Devolver gets away with criticizing the game industry because it has the games to back it up. It’s in a position to mock the greedy, anti-consumer antics of other publishers because it stays out of the muck. There’s an implicit statement Devolver makes every time it lampoons the industry in one of its showcases: other publishers are driving the industry towards total ruin with microtransaction-filled games and soulless cash-grabs, but we still make good ol’ fashioned video games. It’s true. From Hotline Miami to Cult of the Lamb, Devolver has an impeccable track record for making hit indie games and avoiding the temptation to bilk its fans – until now.
The newest game from the industry’s most self-aware publisher is Devolver Tumble Time, a generic mobile matching game that wouldn’t even be worth mentioning if not for Devolver’s carefully cultivated image. Tumble Time brings together dozens of characters from almost all of Devolver’s most popular games and transforms them into cutesy icons that you can mindlessly tap away while you watch MILF Manor. So many characters from fantastic games such as The Messenger, Minit, Observation, Crossing Souls, and Downwell, reduced to meaningless symbols for exactly the kind of game Devolver routinely makes fun of. For most other companies this would be a quintessential example of ‘making your IP work for you’, but for Devolver it’s a nightmarish display of a publisher abandoning its values.
At first I assumed there was more to Tumble Time than what it appears to be. I thought if I played for a while I’d eventually stumble upon a dark storyline that deconstructs these kinds of free-to-play mobile games, or some kind of Frog Fractions game within a game. I bought some Gems – one of Tumble Time’s six premium currencies – and expected a fake-out that would instead mock me for trying to spend money. Unfortunately none of that happened, and Tumble Time is nothing more than the worst example of what mobile has to offer.
It has everything you hate about mobile games. You can only play so many rounds until you run out of energy and have to wait to play more (or spend money), it has loot boxes for earning new, more powerful characters (which cost money), and it has a mess of overlapping currencies without any apparent use or determinable value. Don’t forget to keep coming back for those daily and weekly log-in bonuses, and when you run out of lives, there’s a nice big link on the main menu to Devolver’s merch shop.
It’s fitting that the Disneyfication of Devolver Digital would start with a rip-off of a Disney game. Tumble Time is just Disney Tsum Tsum with Devolver characters.

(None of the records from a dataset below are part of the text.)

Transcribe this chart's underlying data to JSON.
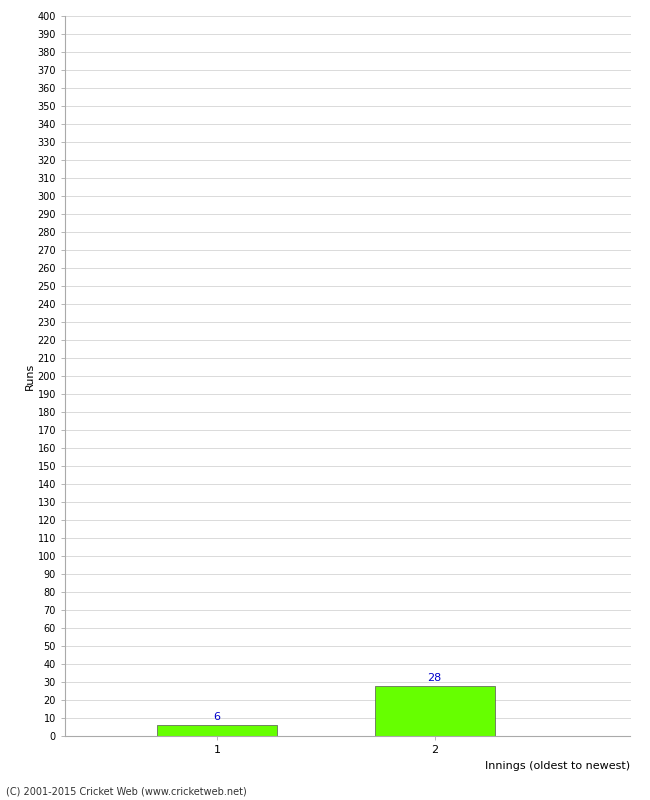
{
  "title": "",
  "xlabel": "Innings (oldest to newest)",
  "ylabel": "Runs",
  "categories": [
    1,
    2
  ],
  "values": [
    6,
    28
  ],
  "bar_color": "#66ff00",
  "bar_edgecolor": "#555555",
  "value_labels": [
    6,
    28
  ],
  "value_label_color": "#0000cc",
  "ylim": [
    0,
    400
  ],
  "background_color": "#ffffff",
  "grid_color": "#cccccc",
  "footer": "(C) 2001-2015 Cricket Web (www.cricketweb.net)"
}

There’s nothing original or creative about Devolver’s take on Tsum Tsum, but why should that stop it from making some money, right?
It’s pretty dire to think that this is just the end game for anyone that makes cool things. Devolver spent years publishing great games, building goodwill, and fostering a loyal fanbase, only to throw all of it away for the least creative mobile game imaginable. Was that always a goal? Is the whole point of building up a good reputation just so you can sell out eventually? Tumble Time certainly isn’t the most egregious thing a game publisher has ever done, but it’s painful to see Devolver heel turn like this. This is the company that said you don’t need to wring every single dollar possible out of your IP, and now it’s doing exactly that. Maybe it was naive to think that a big publisher like Devolver could actually have values, and capitalism is just going to do what capitalism does no matter what, but I also don’t think we can let Devolver pretend to be the cool kid sticking it to the man anymore.